To Pimp A Butterfly is a dense, complex, sprawling journey through the black experience in America, at times a celebration but more often a raised fist of barely stifled rage. If good kid, m.A.A.d. city established Lamar’s bona fides as a rap star, To Pimp a Butterfly cements those credentials and elevates him to the higher plane of a Bob Dylan or a Nina Simone – not just a star, but an Important Artist.

Beginning with “Wesley’s Theory,” Lamar navigates the subject of black economic oppression, putting a voice to an America that has regretfully told him “We should never gave / we should never gave / Niggas money. Go back home.” “For Free?” continues the argument, with Lamar’s rapid-fire delivery of all the ways that black men and women have enriched their nation over the years, only to receive little in return: “I need forty acres and a mule / not a forty ounce and a pit bull.”my_heart_sings_the_harmony_web_ad_alt_250

But lest you get the idea that this album is just a list of grievances from a rich, famous artist, Lamar addresses his own community too in songs like “Hood Politics” and “Complexion (A Zulu Love).” These songs, borrowing an idea from his previous album, serve as a plea to the black community to put petty grievances aside in the name of progress, to stop the civil wars that only further black oppression and reach for something higher. This is most sharply seen in “i,” the album’s first single, which begins as a raucous, live party track and ends with a speech about brotherhood when the performance is interrupted by arguments in the crowd.

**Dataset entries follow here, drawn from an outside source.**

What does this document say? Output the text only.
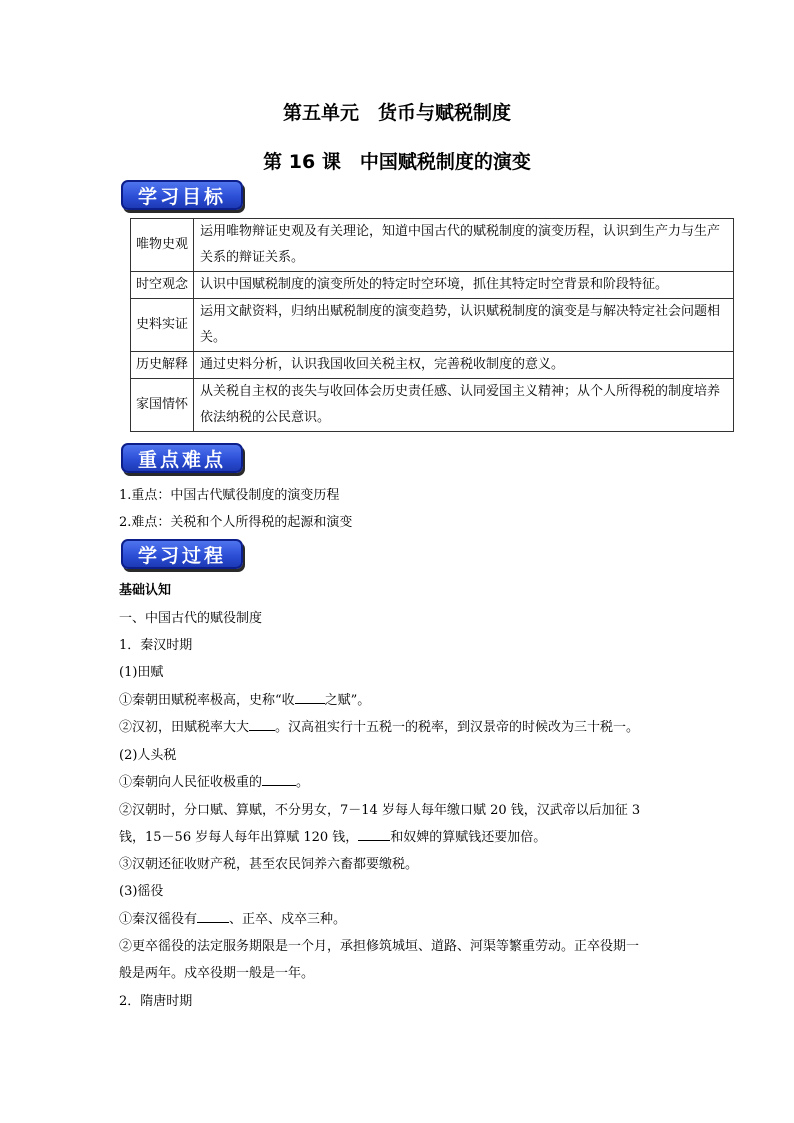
第五单元　货币与赋税制度
第 16 课　中国赋税制度的演变
学习目标
唯物史观	运用唯物辩证史观及有关理论，知道中国古代的赋税制度的演变历程，认识到生产力与生产关系的辩证关系。
时空观念	认识中国赋税制度的演变所处的特定时空环境，抓住其特定时空背景和阶段特征。
史料实证	运用文献资料，归纳出赋税制度的演变趋势，认识赋税制度的演变是与解决特定社会问题相关。
历史解释	通过史料分析，认识我国收回关税主权，完善税收制度的意义。
家国情怀	从关税自主权的丧失与收回体会历史责任感、认同爱国主义精神；从个人所得税的制度培养依法纳税的公民意识。
重点难点
1.重点：中国古代赋役制度的演变历程
2.难点：关税和个人所得税的起源和演变
学习过程
基础认知
一、中国古代的赋役制度
1．秦汉时期
(1)田赋
①秦朝田赋税率极高，史称“收 之赋”。
②汉初，田赋税率大大 。汉高祖实行十五税一的税率，到汉景帝的时候改为三十税一。
(2)人头税
①秦朝向人民征收极重的	。
②汉朝时，分口赋、算赋，不分男女，7－14 岁每人每年缴口赋 20 钱，汉武帝以后加征 3
钱，15－56 岁每人每年出算赋 120 钱， 和奴婢的算赋钱还要加倍。
③汉朝还征收财产税，甚至农民饲养六畜都要缴税。
(3)徭役
①秦汉徭役有 、正卒、戍卒三种。
②更卒徭役的法定服务期限是一个月，承担修筑城垣、道路、河渠等繁重劳动。正卒役期一
般是两年。戍卒役期一般是一年。
2．隋唐时期
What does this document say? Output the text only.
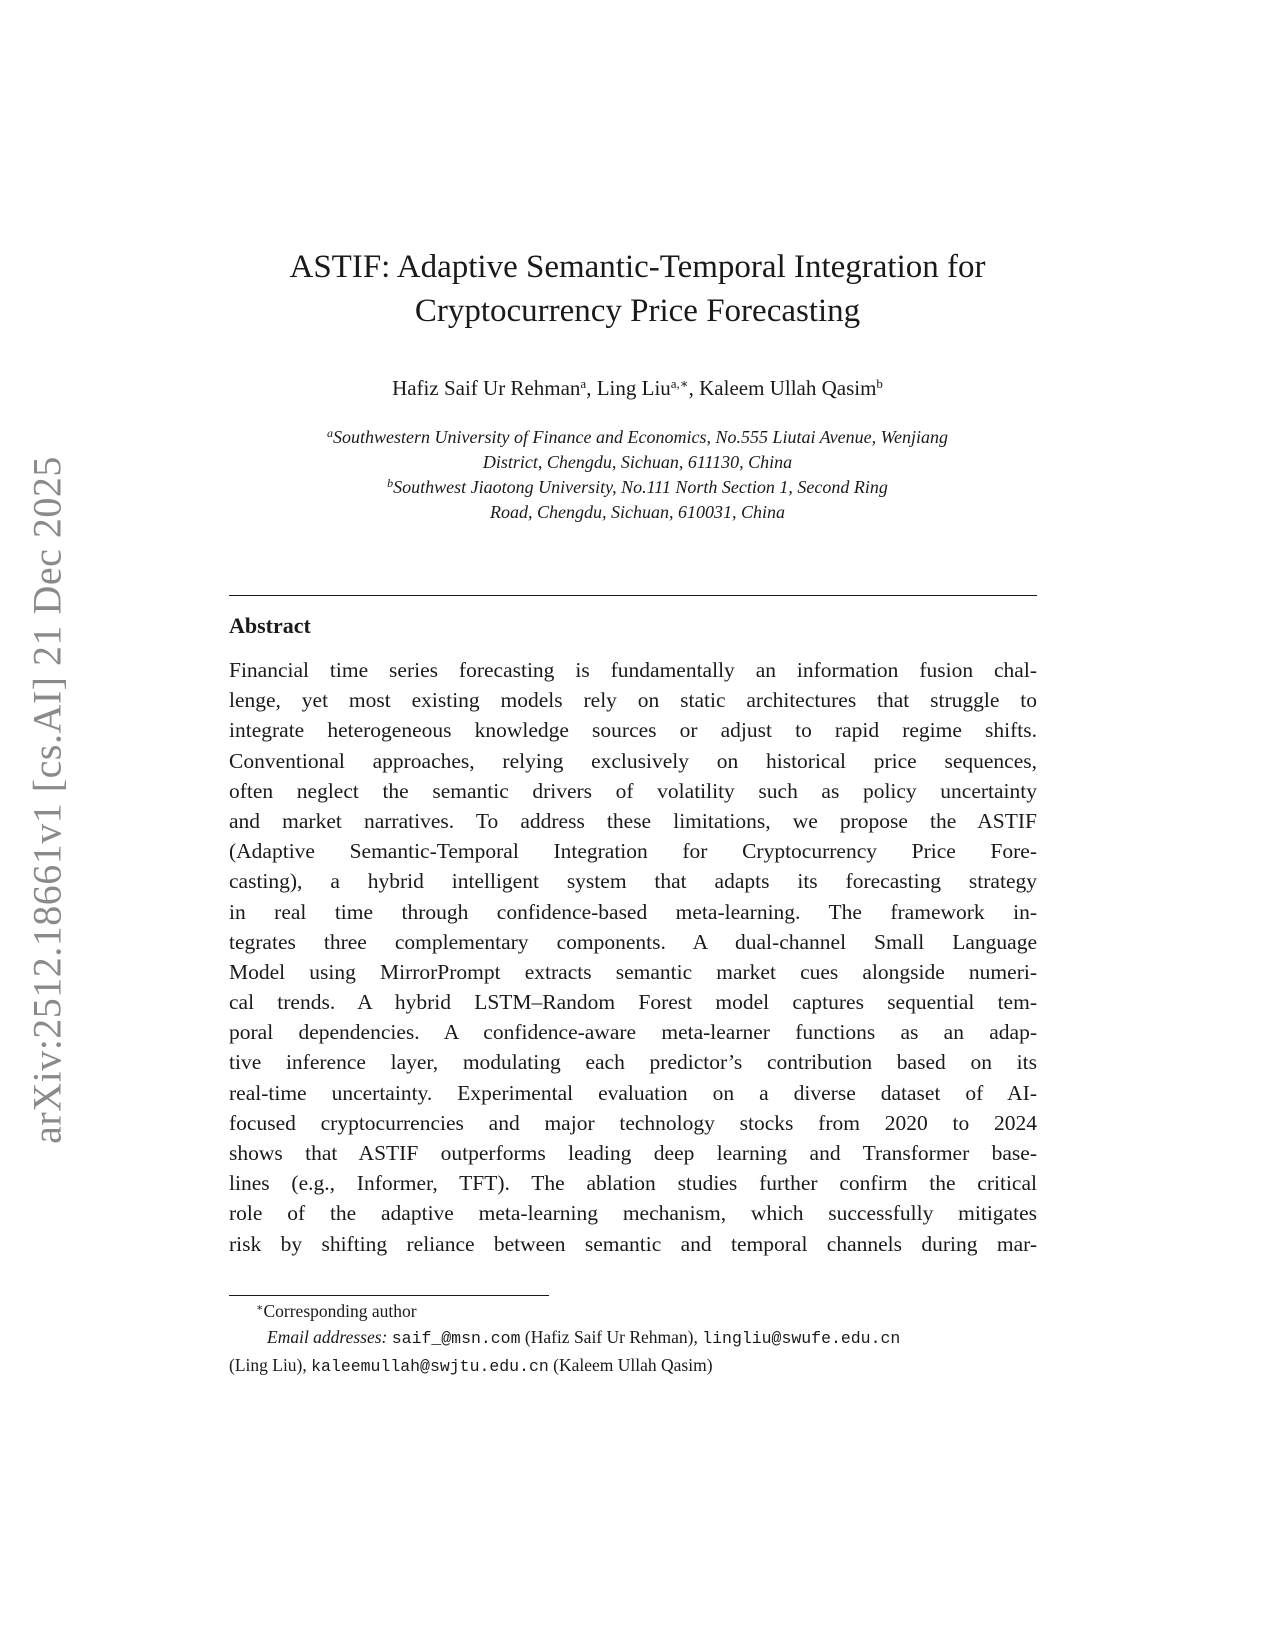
arXiv:2512.18661v1 [cs.AI] 21 Dec 2025
ASTIF: Adaptive Semantic-Temporal Integration for
Cryptocurrency Price Forecasting
Hafiz Saif Ur Rehman$^a$, Ling Liu$^{a,∗}$, Kaleem Ullah Qasim$^b$
$^a$Southwestern University of Finance and Economics, No.555 Liutai Avenue, Wenjiang
District, Chengdu, Sichuan, 611130, China
$^b$Southwest Jiaotong University, No.111 North Section 1, Second Ring
Road, Chengdu, Sichuan, 610031, China
Abstract
Financial time series forecasting is fundamentally an information fusion chal-
lenge, yet most existing models rely on static architectures that struggle to
integrate heterogeneous knowledge sources or adjust to rapid regime shifts.
Conventional approaches, relying exclusively on historical price sequences,
often neglect the semantic drivers of volatility such as policy uncertainty
and market narratives. To address these limitations, we propose the ASTIF
(Adaptive Semantic-Temporal Integration for Cryptocurrency Price Fore-
casting), a hybrid intelligent system that adapts its forecasting strategy
in real time through confidence-based meta-learning. The framework in-
tegrates three complementary components. A dual-channel Small Language
Model using MirrorPrompt extracts semantic market cues alongside numeri-
cal trends. A hybrid LSTM–Random Forest model captures sequential tem-
poral dependencies. A confidence-aware meta-learner functions as an adap-
tive inference layer, modulating each predictor’s contribution based on its
real-time uncertainty. Experimental evaluation on a diverse dataset of AI-
focused cryptocurrencies and major technology stocks from 2020 to 2024
shows that ASTIF outperforms leading deep learning and Transformer base-
lines (e.g., Informer, TFT). The ablation studies further confirm the critical
role of the adaptive meta-learning mechanism, which successfully mitigates
risk by shifting reliance between semantic and temporal channels during mar-
∗Corresponding author
Email addresses: saif_@msn.com (Hafiz Saif Ur Rehman), lingliu@swufe.edu.cn
(Ling Liu), kaleemullah@swjtu.edu.cn (Kaleem Ullah Qasim)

For all his ire at others, Lamar’s aim is arguably sharpest when he targets his own personal complicity in the social ills keeping the black community uninspired. On “The Blacker the Berry,” the album’s best song, he ends his message of black empowerment with this question and accusation: “So why did I weep when Trayvon Martin was in the street? / When gang banging make me kill a nigga blacker than me? / Hypocrite!” It is this willingness to self-incriminate that keeps Lamar from ever becoming a mere scold—his is a prophetic voice of protest, not a pointed finger.

Nothing is simple about To Pimp A Butterfly, and that is reflected in the music, which takes a leap forward in complexity and production after the easy flows of good kid, m.A.A.d. city. Beats and rhymes are laid over jazz and funk throughout the album, creating a sound picture that is simultaneously chaotic and melodious—much like the message the album delivers.

To Pimp A Butterfly is the kind of album you can listen to a dozen times and still feel like you’re only scratching the surface. The music, the rhythm, the lyrics – everything is as complex, varied, and powerful as the story they tell when woven together. Few albums are this ambitious, and few artists can match that ambition with this level of skill.

When “Mortal Man,” the album closer, ends with a mock conversation between Lamar and Tupac Shakur (the result of some clever studio tinkering), it almost feels like a blessing from rap’s greatest martyr to its new king.  From the streets of Compton to the gates of power, Kendrick Lamar has something to say – and on To Pimp A Butterfly, he holds nothing back.